Halfway through his third decade in restaurants, Crawford’s idea of perfection has changed. To be clear, he doesn’t believe in perfection, only the pursuit of it, the teetering drive between ambition and self-destruction that nearly killed him years ago.
Most of Crawford's career has been spent running high-profile fine dining kitchens in resort hotels, including Herons at the Umstead in Cary. In 2015, he opened his first independent restaurant, Standard Foods, around the corner from Crawford and Son but left after six months to open his own place.
News & Observer dining critic Greg Cox named Crawford and Son his 2018 Restaurant of the Year in January.
Both Standard Foods and Crawford and Son took the chef on a somewhat more casual route than his roots in the height of fine dining, an industry-wide trend making neighborhood restaurants the star. Crawford said he went from seeing certain diners once or twice a year for birthdays and anniversaries to seeing some up to three times a week.
"When I came up, we were obsessed with the pursuit of perfection, to a fault," Crawford said. "And maybe we had it wrong. We thought perfection could only exist in fine dining. ... The way I came up, it was all about the grande cuisine, and I never realized until I matured as a chef that you can actually focus that same perfection on casual food and make a lot of people really happy. Getting that perfectly cooked steak with perfectly crisp frites is perfection."
Crawford and Son chef de cuisine Bret Edlund will move over to Jolie, pastry chef Krystle Swenson will make desserts for both restaurants, and John May, formerly of Piedmont in Durham and Vivian Howard's Chef and the Farmer in Kinston, will serve as general manager.

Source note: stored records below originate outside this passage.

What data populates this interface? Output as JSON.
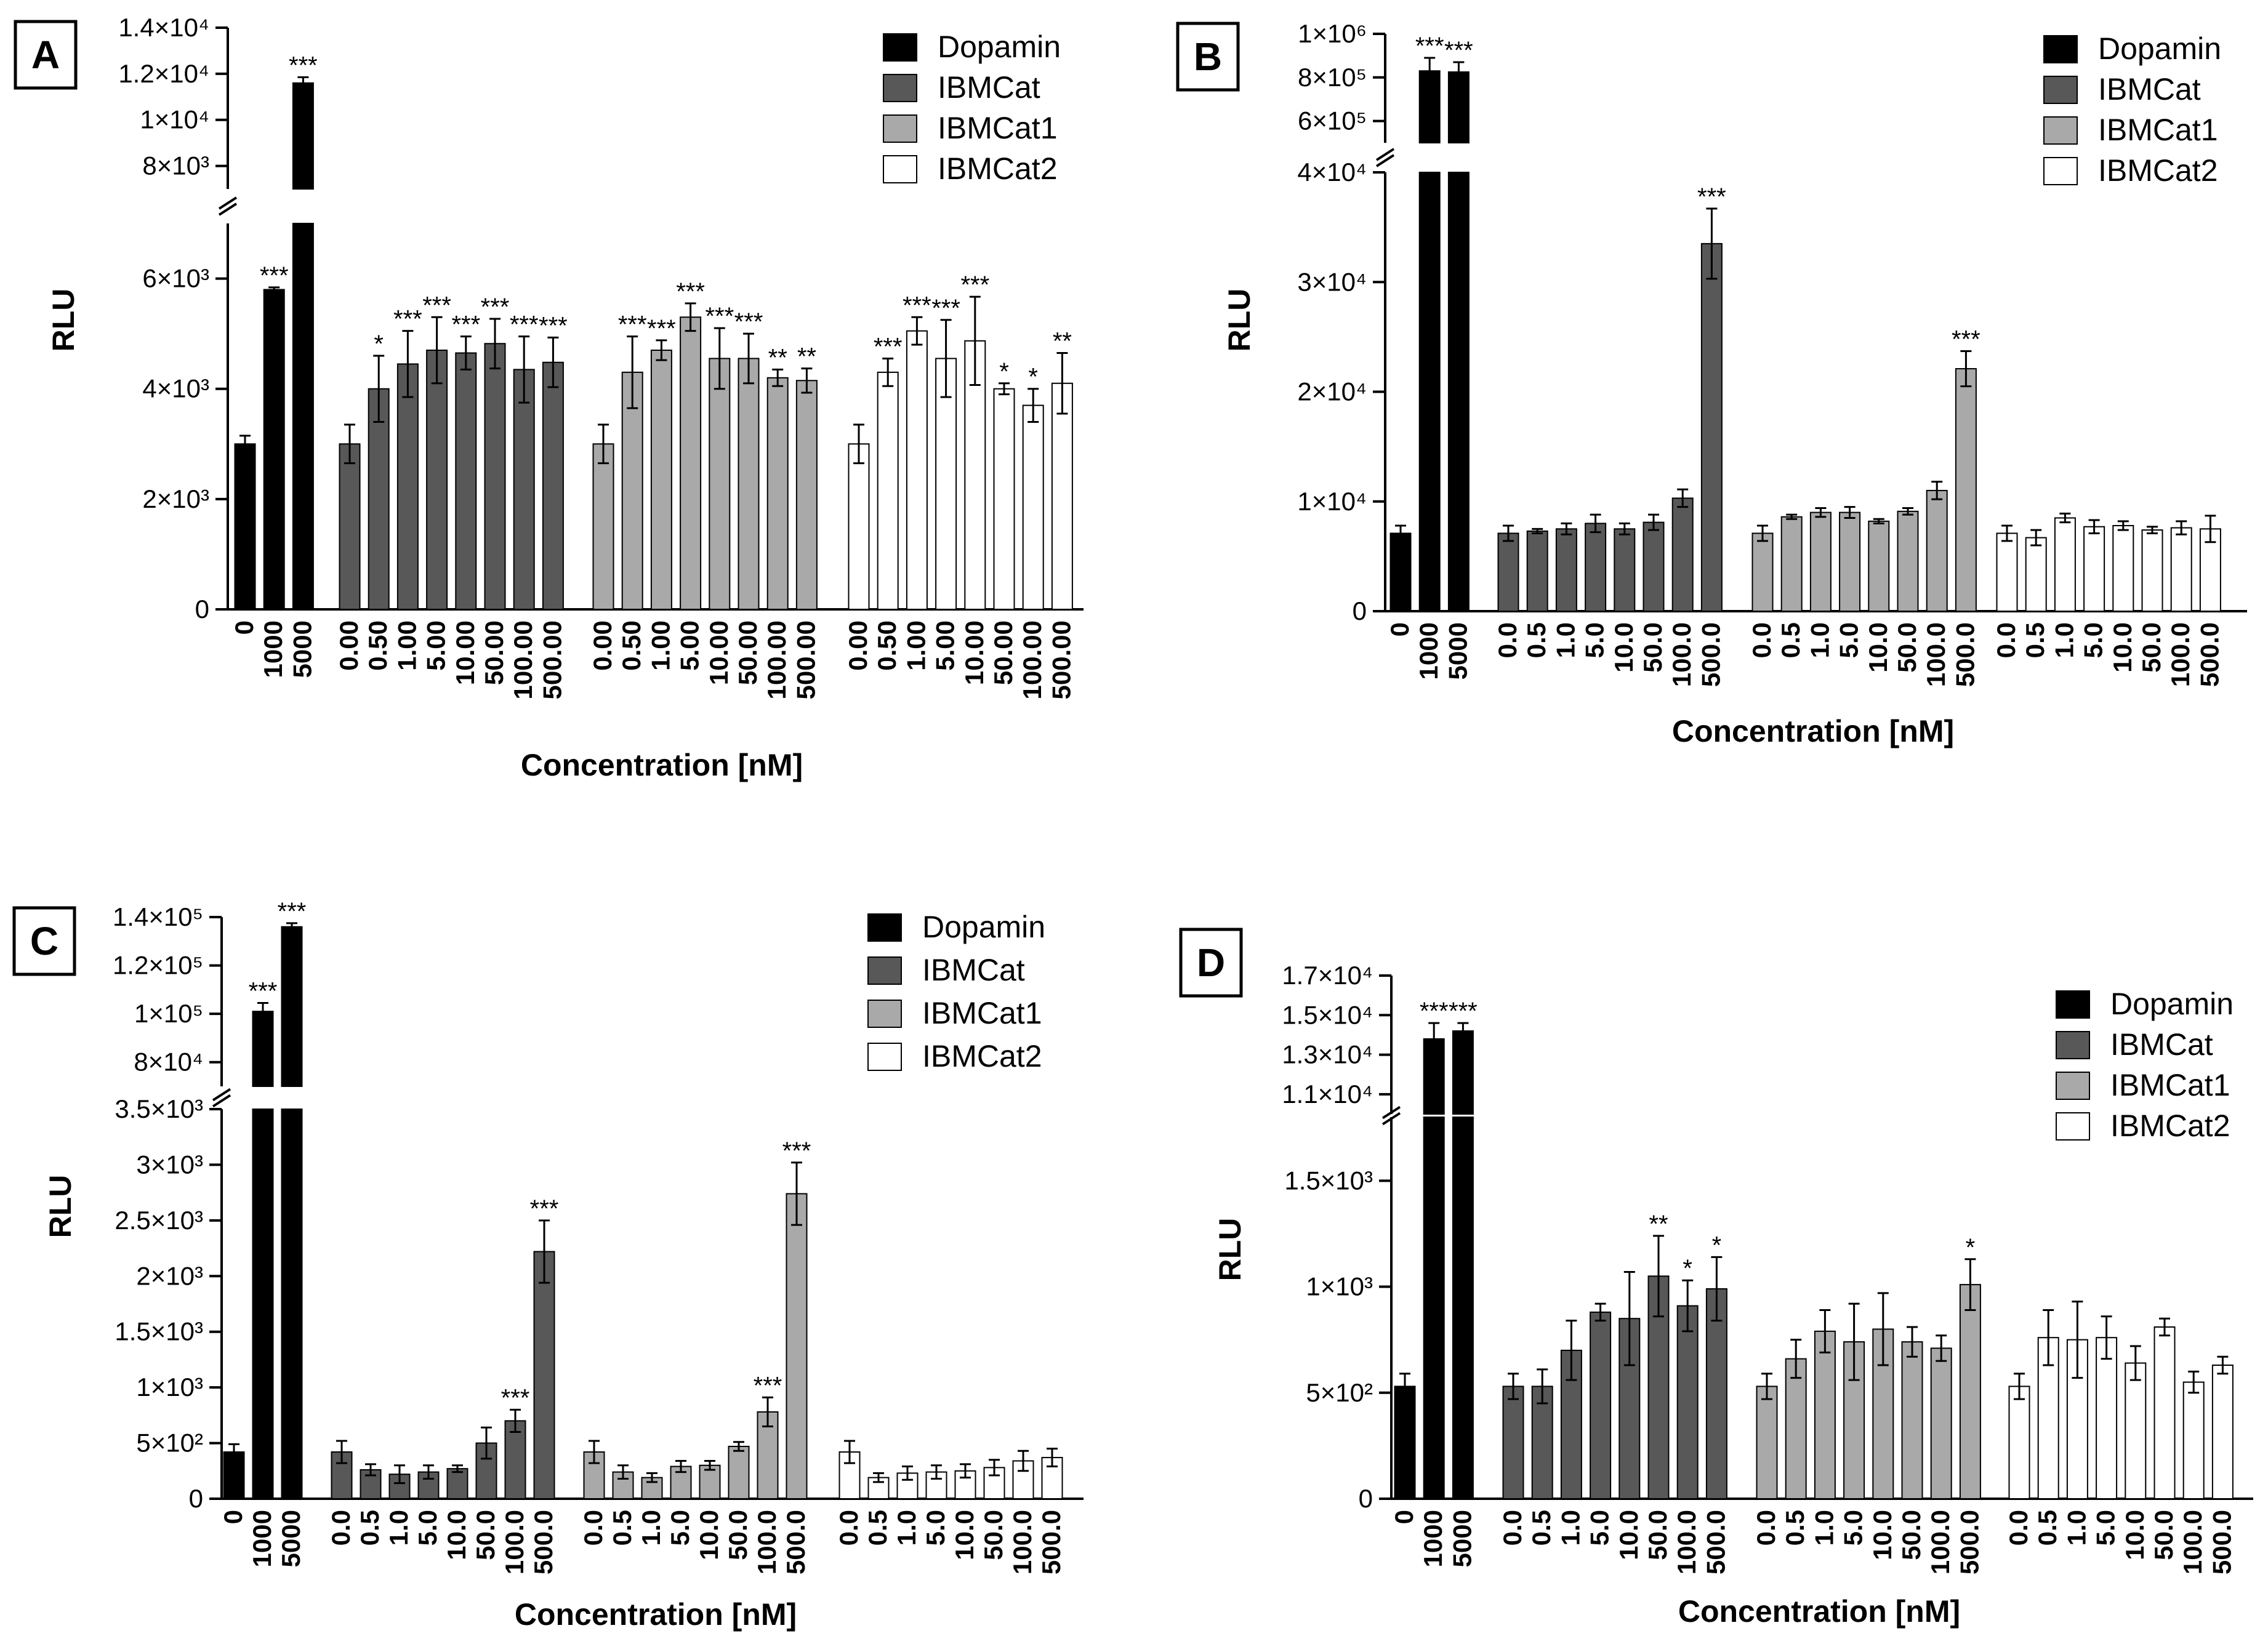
{
  "legend": [
    "Dopamin",
    "IBMCat",
    "IBMCat1",
    "IBMCat2"
  ],
  "series_colors": [
    "#000000",
    "#585858",
    "#a9a9a9",
    "#ffffff"
  ],
  "chart_data": [
    {
      "panel": "A",
      "type": "bar",
      "xlabel": "Concentration [nM]",
      "ylabel": "RLU",
      "legend_placement": "top-right",
      "lower_axis": {
        "range": [
          0,
          7000
        ],
        "ticks": [
          0,
          2000,
          4000,
          6000
        ],
        "tick_labels": [
          "0",
          "2×10³",
          "4×10³",
          "6×10³"
        ]
      },
      "upper_axis": {
        "range": [
          7000,
          14000
        ],
        "ticks": [
          8000,
          10000,
          12000,
          14000
        ],
        "tick_labels": [
          "8×10³",
          "1×10⁴",
          "1.2×10⁴",
          "1.4×10⁴"
        ]
      },
      "groups": [
        {
          "series": "Dopamin",
          "categories": [
            "0",
            "1000",
            "5000"
          ],
          "values": [
            3000,
            5800,
            11600
          ],
          "errors": [
            150,
            40,
            250
          ],
          "stars": [
            "",
            "***",
            "***"
          ]
        },
        {
          "series": "IBMCat",
          "categories": [
            "0.00",
            "0.50",
            "1.00",
            "5.00",
            "10.00",
            "50.00",
            "100.00",
            "500.00"
          ],
          "values": [
            3000,
            4000,
            4450,
            4700,
            4650,
            4820,
            4350,
            4480
          ],
          "errors": [
            350,
            600,
            600,
            600,
            300,
            450,
            600,
            450
          ],
          "stars": [
            "",
            "*",
            "***",
            "***",
            "***",
            "***",
            "***",
            "***"
          ]
        },
        {
          "series": "IBMCat1",
          "categories": [
            "0.00",
            "0.50",
            "1.00",
            "5.00",
            "10.00",
            "50.00",
            "100.00",
            "500.00"
          ],
          "values": [
            3000,
            4300,
            4700,
            5300,
            4550,
            4550,
            4200,
            4150
          ],
          "errors": [
            350,
            650,
            180,
            250,
            550,
            450,
            150,
            220
          ],
          "stars": [
            "",
            "***",
            "***",
            "***",
            "***",
            "***",
            "**",
            "**"
          ]
        },
        {
          "series": "IBMCat2",
          "categories": [
            "0.00",
            "0.50",
            "1.00",
            "5.00",
            "10.00",
            "50.00",
            "100.00",
            "500.00"
          ],
          "values": [
            3000,
            4300,
            5050,
            4550,
            4870,
            4000,
            3700,
            4100
          ],
          "errors": [
            350,
            250,
            250,
            700,
            800,
            100,
            300,
            550
          ],
          "stars": [
            "",
            "***",
            "***",
            "***",
            "***",
            "*",
            "*",
            "**"
          ]
        }
      ]
    },
    {
      "panel": "B",
      "type": "bar",
      "xlabel": "Concentration [nM]",
      "ylabel": "RLU",
      "legend_placement": "top-right",
      "lower_axis": {
        "range": [
          0,
          40000
        ],
        "ticks": [
          0,
          10000,
          20000,
          30000,
          40000
        ],
        "tick_labels": [
          "0",
          "1×10⁴",
          "2×10⁴",
          "3×10⁴",
          "4×10⁴"
        ]
      },
      "upper_axis": {
        "range": [
          500000,
          1000000
        ],
        "ticks": [
          600000,
          800000,
          1000000
        ],
        "tick_labels": [
          "6×10⁵",
          "8×10⁵",
          "1×10⁶"
        ]
      },
      "groups": [
        {
          "series": "Dopamin",
          "categories": [
            "0",
            "1000",
            "5000"
          ],
          "values": [
            7100,
            830000,
            825000
          ],
          "errors": [
            700,
            60000,
            45000
          ],
          "stars": [
            "",
            "***",
            "***"
          ]
        },
        {
          "series": "IBMCat",
          "categories": [
            "0.0",
            "0.5",
            "1.0",
            "5.0",
            "10.0",
            "50.0",
            "100.0",
            "500.0"
          ],
          "values": [
            7100,
            7300,
            7500,
            8000,
            7500,
            8100,
            10300,
            33500
          ],
          "errors": [
            700,
            200,
            500,
            800,
            500,
            700,
            800,
            3200
          ],
          "stars": [
            "",
            "",
            "",
            "",
            "",
            "",
            "",
            "***"
          ]
        },
        {
          "series": "IBMCat1",
          "categories": [
            "0.0",
            "0.5",
            "1.0",
            "5.0",
            "10.0",
            "50.0",
            "100.0",
            "500.0"
          ],
          "values": [
            7100,
            8600,
            9000,
            9000,
            8200,
            9100,
            11000,
            22100
          ],
          "errors": [
            700,
            200,
            400,
            500,
            200,
            300,
            800,
            1600
          ],
          "stars": [
            "",
            "",
            "",
            "",
            "",
            "",
            "",
            "***"
          ]
        },
        {
          "series": "IBMCat2",
          "categories": [
            "0.0",
            "0.5",
            "1.0",
            "5.0",
            "10.0",
            "50.0",
            "100.0",
            "500.0"
          ],
          "values": [
            7100,
            6700,
            8500,
            7700,
            7800,
            7400,
            7600,
            7500
          ],
          "errors": [
            700,
            700,
            400,
            600,
            400,
            300,
            600,
            1200
          ],
          "stars": [
            "",
            "",
            "",
            "",
            "",
            "",
            "",
            ""
          ]
        }
      ]
    },
    {
      "panel": "C",
      "type": "bar",
      "xlabel": "Concentration [nM]",
      "ylabel": "RLU",
      "legend_placement": "top-right",
      "lower_axis": {
        "range": [
          0,
          3500
        ],
        "ticks": [
          0,
          500,
          1000,
          1500,
          2000,
          2500,
          3000,
          3500
        ],
        "tick_labels": [
          "0",
          "5×10²",
          "1×10³",
          "1.5×10³",
          "2×10³",
          "2.5×10³",
          "3×10³",
          "3.5×10³"
        ]
      },
      "upper_axis": {
        "range": [
          70000,
          140000
        ],
        "ticks": [
          80000,
          100000,
          120000,
          140000
        ],
        "tick_labels": [
          "8×10⁴",
          "1×10⁵",
          "1.2×10⁵",
          "1.4×10⁵"
        ]
      },
      "groups": [
        {
          "series": "Dopamin",
          "categories": [
            "0",
            "1000",
            "5000"
          ],
          "values": [
            420,
            101000,
            136000
          ],
          "errors": [
            70,
            3500,
            1500
          ],
          "stars": [
            "",
            "***",
            "***"
          ]
        },
        {
          "series": "IBMCat",
          "categories": [
            "0.0",
            "0.5",
            "1.0",
            "5.0",
            "10.0",
            "50.0",
            "100.0",
            "500.0"
          ],
          "values": [
            420,
            260,
            220,
            240,
            270,
            500,
            700,
            2220
          ],
          "errors": [
            100,
            50,
            80,
            60,
            30,
            140,
            100,
            280
          ],
          "stars": [
            "",
            "",
            "",
            "",
            "",
            "",
            "***",
            "***"
          ]
        },
        {
          "series": "IBMCat1",
          "categories": [
            "0.0",
            "0.5",
            "1.0",
            "5.0",
            "10.0",
            "50.0",
            "100.0",
            "500.0"
          ],
          "values": [
            420,
            240,
            190,
            290,
            300,
            470,
            780,
            2740
          ],
          "errors": [
            100,
            60,
            40,
            50,
            40,
            40,
            130,
            280
          ],
          "stars": [
            "",
            "",
            "",
            "",
            "",
            "",
            "***",
            "***"
          ]
        },
        {
          "series": "IBMCat2",
          "categories": [
            "0.0",
            "0.5",
            "1.0",
            "5.0",
            "10.0",
            "50.0",
            "100.0",
            "500.0"
          ],
          "values": [
            420,
            190,
            230,
            240,
            250,
            280,
            340,
            370
          ],
          "errors": [
            100,
            40,
            60,
            60,
            60,
            70,
            90,
            80
          ],
          "stars": [
            "",
            "",
            "",
            "",
            "",
            "",
            "",
            ""
          ]
        }
      ]
    },
    {
      "panel": "D",
      "type": "bar",
      "xlabel": "Concentration [nM]",
      "ylabel": "RLU",
      "legend_placement": "top-right",
      "lower_axis": {
        "range": [
          0,
          1800
        ],
        "ticks": [
          0,
          500,
          1000,
          1500
        ],
        "tick_labels": [
          "0",
          "5×10²",
          "1×10³",
          "1.5×10³"
        ]
      },
      "upper_axis": {
        "range": [
          10000,
          17000
        ],
        "ticks": [
          11000,
          13000,
          15000,
          17000
        ],
        "tick_labels": [
          "1.1×10⁴",
          "1.3×10⁴",
          "1.5×10⁴",
          "1.7×10⁴"
        ]
      },
      "groups": [
        {
          "series": "Dopamin",
          "categories": [
            "0",
            "1000",
            "5000"
          ],
          "values": [
            530,
            13800,
            14200
          ],
          "errors": [
            60,
            800,
            400
          ],
          "stars": [
            "",
            "***",
            "***"
          ]
        },
        {
          "series": "IBMCat",
          "categories": [
            "0.0",
            "0.5",
            "1.0",
            "5.0",
            "10.0",
            "50.0",
            "100.0",
            "500.0"
          ],
          "values": [
            530,
            530,
            700,
            880,
            850,
            1050,
            910,
            990
          ],
          "errors": [
            60,
            80,
            140,
            40,
            220,
            190,
            120,
            150
          ],
          "stars": [
            "",
            "",
            "",
            "",
            "",
            "**",
            "*",
            "*"
          ]
        },
        {
          "series": "IBMCat1",
          "categories": [
            "0.0",
            "0.5",
            "1.0",
            "5.0",
            "10.0",
            "50.0",
            "100.0",
            "500.0"
          ],
          "values": [
            530,
            660,
            790,
            740,
            800,
            740,
            710,
            1010
          ],
          "errors": [
            60,
            90,
            100,
            180,
            170,
            70,
            60,
            120
          ],
          "stars": [
            "",
            "",
            "",
            "",
            "",
            "",
            "",
            "*"
          ]
        },
        {
          "series": "IBMCat2",
          "categories": [
            "0.0",
            "0.5",
            "1.0",
            "5.0",
            "10.0",
            "50.0",
            "100.0",
            "500.0"
          ],
          "values": [
            530,
            760,
            750,
            760,
            640,
            810,
            550,
            630
          ],
          "errors": [
            60,
            130,
            180,
            100,
            80,
            40,
            50,
            40
          ],
          "stars": [
            "",
            "",
            "",
            "",
            "",
            "",
            "",
            ""
          ]
        }
      ]
    }
  ]
}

Jolie will be open seven days a week, eventually serving a Sunday brunch, though unlikely at the beginning.
Raleigh architect Louis Cherry will renovate the space at 620 N. Person St. He's a designer popular among restaurant owners, having worked on Crawford and Son, Ashley Christensen's Death and Taxes and others.
Crawford's restaurants have been part of the revitalization of Person Street, which also includes Yellow Dog Bakery, the Person Street Bar, Oakwood Pizza Box and Pelagic bottle shop.
Another Crawford restaurant looks to make this district within Oakwood more and more of a destination.
"We've watched this little corridor change, in that's it's becoming an area where there's foot traffic, people come and enjoy a nice Saturday and Sunday walk," Crawford said. "We see it in the mornings and afternoon; there are a lot of great places to go and stop by. We really do love the way this corner feels. We think it's one of the most special little corners in the city."